Gary Rosenblatt writing in The Jewish Week:
Tough Choice: School Scholarship Or Summer Camp
Parents already reeling from the high cost of active Jewish life may soon be facing a difficult choice for their high school children between tuition scholarship for day school and a summer camp or summer-in-Israel experience.
The scholarship committees from two Modern Orthodox day schools in Teaneck, NJ have sent out similarly-worded letters to parents in recent days making it clear that “if a family currently receiving a needs-based scholarship award spends money on discretionary expenses or sends a child in grades 10-12 to attend a summer program” – including Israel programs – “that family is jeopardizing its scholarship.”
The letters explain that the schools’ “core value” is that no student be turned away because of financial circumstances, and that families should “pay the maximum amount they can afford, with the understanding that tuition payments are part of the basic expenses of the family – taking priority over discretionary expenses such as home renovations, family vacations, new cars, etc.”
Summer programs, including those taking place in Israel, are defined in the letters as “discretionary and not basic expenses.”
I know these schools are hurting, but it seems to me like a bad idea to lump together powerful Jewish experiential programs and lavish personal spending in one non-essential category.
Here’s Rosenblatt’s complete post, Tough Choice: School Scholarship Or Summer Camp.
Two quick thoughts in response to this piece:
1. There is a substantive difference between “day schools” (implication: a field of over 600 Jewish educational institutions) and “two day schools in Teaneck, NJ.”
2. Day school leaders need to walk a fine line between encouraging families to engage fully in Jewish life and ensuring that their institutions remain solvent. There is no doubt that the vast majority of families seeking tuition assistance do so for authentic reasons.

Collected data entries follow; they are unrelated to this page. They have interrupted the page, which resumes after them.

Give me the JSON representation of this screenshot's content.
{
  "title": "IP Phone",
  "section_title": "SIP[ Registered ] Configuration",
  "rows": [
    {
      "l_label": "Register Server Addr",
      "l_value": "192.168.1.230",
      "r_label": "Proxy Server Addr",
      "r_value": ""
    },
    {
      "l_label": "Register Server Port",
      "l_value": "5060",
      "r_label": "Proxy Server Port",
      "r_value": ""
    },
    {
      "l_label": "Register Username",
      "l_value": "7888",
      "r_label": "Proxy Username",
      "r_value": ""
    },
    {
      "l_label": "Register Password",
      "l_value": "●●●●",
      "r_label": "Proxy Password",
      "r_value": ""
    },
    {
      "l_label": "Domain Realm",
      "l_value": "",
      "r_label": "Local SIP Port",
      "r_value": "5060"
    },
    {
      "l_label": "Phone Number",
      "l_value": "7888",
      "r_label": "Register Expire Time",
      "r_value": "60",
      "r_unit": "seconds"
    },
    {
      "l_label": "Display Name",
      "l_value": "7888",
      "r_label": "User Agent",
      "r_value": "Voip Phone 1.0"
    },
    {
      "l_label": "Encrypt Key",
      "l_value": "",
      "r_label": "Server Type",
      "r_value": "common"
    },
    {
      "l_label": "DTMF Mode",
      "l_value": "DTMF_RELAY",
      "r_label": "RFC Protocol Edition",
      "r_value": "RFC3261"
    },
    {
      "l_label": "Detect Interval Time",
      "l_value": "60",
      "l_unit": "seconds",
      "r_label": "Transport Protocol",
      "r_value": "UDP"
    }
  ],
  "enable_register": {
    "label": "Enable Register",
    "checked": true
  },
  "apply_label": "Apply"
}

That said, nearly every head of school in North America has stories of parents who appeal more modest financial aid packages by claiming that after making mortgage payments on their million dollar homes and car payments on their luxury vehicles, camp tuition, yoga classes, and what-have-you, that they really cannot afford day school. These families cannot (or choose not) to see that the day school – and the Jewish community more broadly- cannot shoulder the burden of their living beyond their means.

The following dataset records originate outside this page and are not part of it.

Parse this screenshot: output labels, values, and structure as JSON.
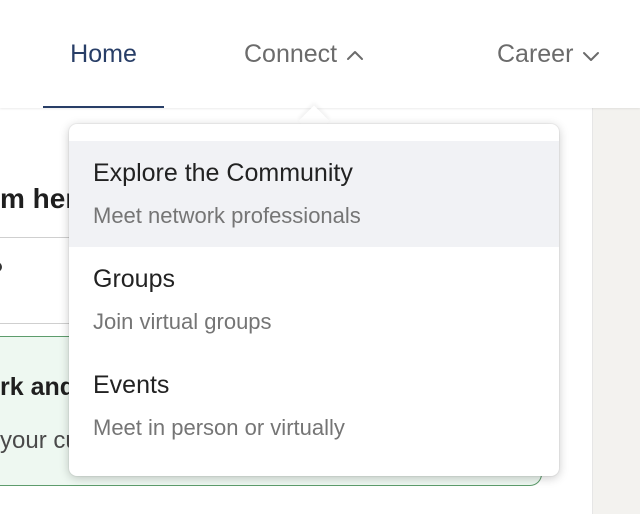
{
  "nav": {
    "home_label": "Home",
    "connect_label": "Connect",
    "career_label": "Career"
  },
  "background": {
    "heading_fragment": "m her",
    "card_title_fragment": "rk and",
    "card_sub_fragment": "your cu"
  },
  "dropdown": {
    "items": [
      {
        "title": "Explore the Community",
        "subtitle": "Meet network professionals"
      },
      {
        "title": "Groups",
        "subtitle": "Join virtual groups"
      },
      {
        "title": "Events",
        "subtitle": "Meet in person or virtually"
      }
    ]
  },
  "colors": {
    "nav_active": "#283e67",
    "nav_inactive": "#6b6b6b",
    "menu_hover_bg": "#f1f2f5",
    "card_border": "#5d9c6c",
    "card_bg": "#eef8f1"
  }
}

Surely families eager to see their children immersed in all that the Jewish community has to offer will take umbrage with these two schools defining summer programs as “discretionary” – and I have no doubt that these very schools, in fact, promote year-round Jewish engagement. Yet when understood from the schools’ perspective, reminding families that the schools cannot indirectly subsidize their summer plans is both the correct thing to do and just plain good business sense.
This is a complicated topic. Does the Jewish community (ie donors) owe a Jewish education to families choosing to have many kids without the financial capacity to pay for their education (or other Jewish experiences)? Isn’t that a lifestyle choice?

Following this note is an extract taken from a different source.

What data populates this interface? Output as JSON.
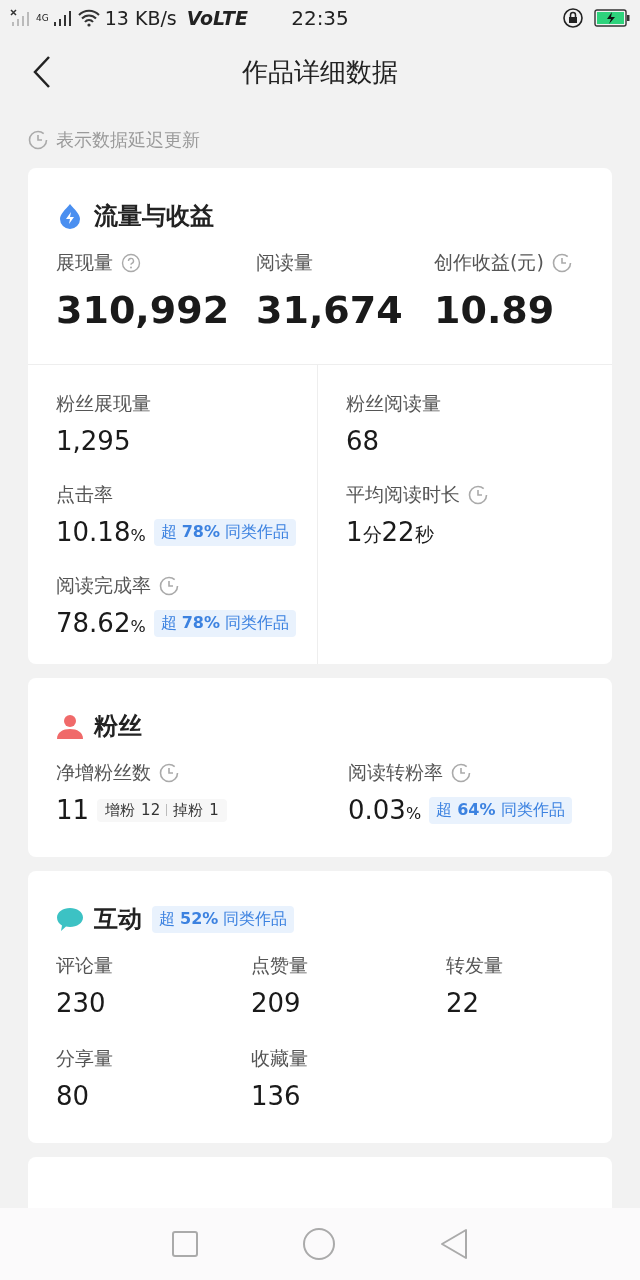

The fact is, so long as funds are limited, and of course they will forever be so, choices need to be made. Not a single Jewish (or other) private school charges the real cost of education kids (real cost being total cost divided by enrolled students). So donors fill the gap — with additional scholarship funds dedicated to students meeting certain income tests. In some cases, schools, as indicated by Mr. Kramer, schools are pressured for additional scholarships by families with means who simply don’t want to pay the set tuition. And we in the community have set up a system in which we care more about the Jewish education of such a child more than the parents do — hence their willingness to avoid any sacrifice in order to pay for Jewish education.
I’m willing to bet the same applies to Jewish camps. Obviously Birthright is such a system. As successful as it may be, it is something for nothing and therefore we can’t be surprised that a sense of entitlement is perpetuated.
It can be expensive to live a Jewish life (defined as synagogue, day school, camp, Israel experiences, JCC etc). Other options such as chavurot and minyanim seem to carry lower participation costs (and provide a lesser range of services). When funds are insufficient to meet all needs choices have to be made and we can’t be surprised when good (day schools) is pitted against good (camps).
The current situation begs for a collective solution. But it seems some/many institutions and donors would rather place their own interests above the collective good (which I concede would be a challenge to determine). If “making shabbos” on our own is more important than the collective good, then the marketplace alone should decide which programs live and which go under.